Monday, Feb. 21, 1983
By E. Graydon Carter
Old ballplayers don't just fade away, they can do Panasonic or Mr. Coffee ads. Or they can sign on as good-will personalities for Atlantic City casinos. Willie Mays, 51, kicked off the practice three years ago, when he was drafted for customer relations duties by Bally's Park Place Casino Hotel. Last week former Yankee Great Mickey Mantle, 51, still a part-time batting coach with the team, announced that he too was heading for the Boardwalk, to join the Claridge Hotel and Casino, at a reported $100,000 annually. Baseball Commissioner Bowie Kuhn, 56, swiftly and expectably stepped in to inform Mantle that he, like Mays, would have to sever his Yankee ties because of his new affiliation with legalized gambling. The onetime home-run king, who will be required to do little more than play in half a dozen golf tournaments a year with some of the casino's high rollers, accepted the news graciously. "I would never do anything to embarrass baseball," said Mantle. "But I've been out of the game for 14 years, and nobody's been knocking at my door."

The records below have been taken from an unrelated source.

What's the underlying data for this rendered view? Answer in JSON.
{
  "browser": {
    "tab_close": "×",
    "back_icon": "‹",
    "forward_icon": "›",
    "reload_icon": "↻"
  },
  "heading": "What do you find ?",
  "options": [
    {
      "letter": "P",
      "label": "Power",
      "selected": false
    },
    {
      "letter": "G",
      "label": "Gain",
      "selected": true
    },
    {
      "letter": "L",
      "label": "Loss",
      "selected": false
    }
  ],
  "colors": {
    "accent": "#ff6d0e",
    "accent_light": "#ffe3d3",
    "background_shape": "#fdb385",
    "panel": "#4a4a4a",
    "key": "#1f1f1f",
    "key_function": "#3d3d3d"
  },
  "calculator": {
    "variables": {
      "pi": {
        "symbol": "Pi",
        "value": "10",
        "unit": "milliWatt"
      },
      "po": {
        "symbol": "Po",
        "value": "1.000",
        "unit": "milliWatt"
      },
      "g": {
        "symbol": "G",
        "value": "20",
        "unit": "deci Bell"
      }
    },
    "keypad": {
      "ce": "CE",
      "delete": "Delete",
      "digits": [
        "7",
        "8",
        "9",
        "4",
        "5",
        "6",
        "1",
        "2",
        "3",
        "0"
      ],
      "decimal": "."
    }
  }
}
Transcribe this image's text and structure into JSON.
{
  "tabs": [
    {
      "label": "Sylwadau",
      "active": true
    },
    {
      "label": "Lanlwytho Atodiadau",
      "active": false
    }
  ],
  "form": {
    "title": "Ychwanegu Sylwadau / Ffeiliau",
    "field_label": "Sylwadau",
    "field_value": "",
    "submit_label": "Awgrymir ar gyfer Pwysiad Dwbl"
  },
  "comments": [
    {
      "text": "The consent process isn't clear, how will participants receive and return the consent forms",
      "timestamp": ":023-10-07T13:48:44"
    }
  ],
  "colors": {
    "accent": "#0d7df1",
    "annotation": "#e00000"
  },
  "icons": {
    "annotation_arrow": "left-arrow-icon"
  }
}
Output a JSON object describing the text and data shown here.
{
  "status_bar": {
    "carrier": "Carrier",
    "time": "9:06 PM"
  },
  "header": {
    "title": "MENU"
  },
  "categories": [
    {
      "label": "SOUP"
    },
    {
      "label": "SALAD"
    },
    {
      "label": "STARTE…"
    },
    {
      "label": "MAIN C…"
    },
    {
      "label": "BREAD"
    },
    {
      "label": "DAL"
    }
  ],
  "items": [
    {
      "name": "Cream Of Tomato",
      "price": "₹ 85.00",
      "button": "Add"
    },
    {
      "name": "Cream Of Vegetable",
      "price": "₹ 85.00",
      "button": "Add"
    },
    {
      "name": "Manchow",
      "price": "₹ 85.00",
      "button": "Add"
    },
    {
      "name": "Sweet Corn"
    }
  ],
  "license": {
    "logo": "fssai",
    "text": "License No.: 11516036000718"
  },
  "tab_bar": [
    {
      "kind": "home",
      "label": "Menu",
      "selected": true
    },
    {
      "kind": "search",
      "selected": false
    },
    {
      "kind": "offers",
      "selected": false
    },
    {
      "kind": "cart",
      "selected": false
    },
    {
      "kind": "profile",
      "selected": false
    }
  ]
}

The offspring of the Soviet hierarchy, like their Western counterparts, are not immune to public scrutiny. A case in point is Soviet Leader Yuri Andropov's son. Until his father was elevated to his new prominence, Igor Andropov, 37, toiled away at political research in blissful obscurity. Tall, bespectacled and slightly stooped like his father, the younger Andropov has been in Madrid since November as the fifth-ranking Soviet delegate to the European Security Conference. No mere beneficiary of nepotism, he has followed a career path similar to that of many successful Soviet diplomats. After studying at Moscow's prestigious State Institute for International Relations and at the Institute of U.S.A. and Canada Studies, he was reportedly posted to Budapest, where his father had been Ambassador during the Hungarian uprising in 1956. Igor has hardly cultivated the press, but at the conference last week, photographers breached his relative anonymity. Apparently he is easily recognizable. One diplomat who met him at the U.S. Ambassador's residence in Moscow reports, "The minute I saw him come in, I knew it was him. He's the spitting image of his father." A regular chip out of the old Soviet bloc.
To celebrate the 50th anniversary of Newsweek, Washington Post Co. Chairman Katharine Graham hired not one hall but three of New York City's biggest. While most of the magazine's staffers celebrated at the Sheraton Centre hotel a few blocks away, a stream of stretch limos deposited celebrities at Lincoln Center for a biflorate black-tie dinner party at the New York State Theater and Avery Fisher Hall. Hostess Graham reportedly busied herself with the tiniest of details, right down to the seating arrangements. For First Lady Nancy Reagan's dinner companions, she chose Henry Kissinger and Lawyer Edward Bennett Williams. Flanking former President Jimmy Carter were Graham herself and Margaret Truman Daniel. Rosalynn Carter dined with former Democratic Party Boss Robert Strauss and Richard Simmons, Washington Post Co. president. Some 2,400 other place cards included notables from television (Tom Brokaw, Walter Cronkite), business (Laurance Rockefeller, Lee Iacocca) and show business (Steven Spielberg, Diana Ross). Two hours of after-dinner ceremonies went from Graham's opening remarks to a closing "My Turn" salute by Time Inc. Editor in Chief Henry Grunwald, who observed that TIME and Newsweek have been "inevitably linked as a fated pair, like Macy's and Gimbels, Coke and Pepsi, Hertz and Avis." Former Newsweek Editor in Chief Osborn Elliott recalled the day in 1961 when Philip Graham bought the magazine from Vincent Astor's estate. "All he had was a personal check," reported Elliott. "He said later he had never written a check for that amount of money and didn't know if he should put zero zero cents after the 2 million" for the down payment. Speculation was that Mrs. Graham spent that much again to say Happy Birthday, Newsweek.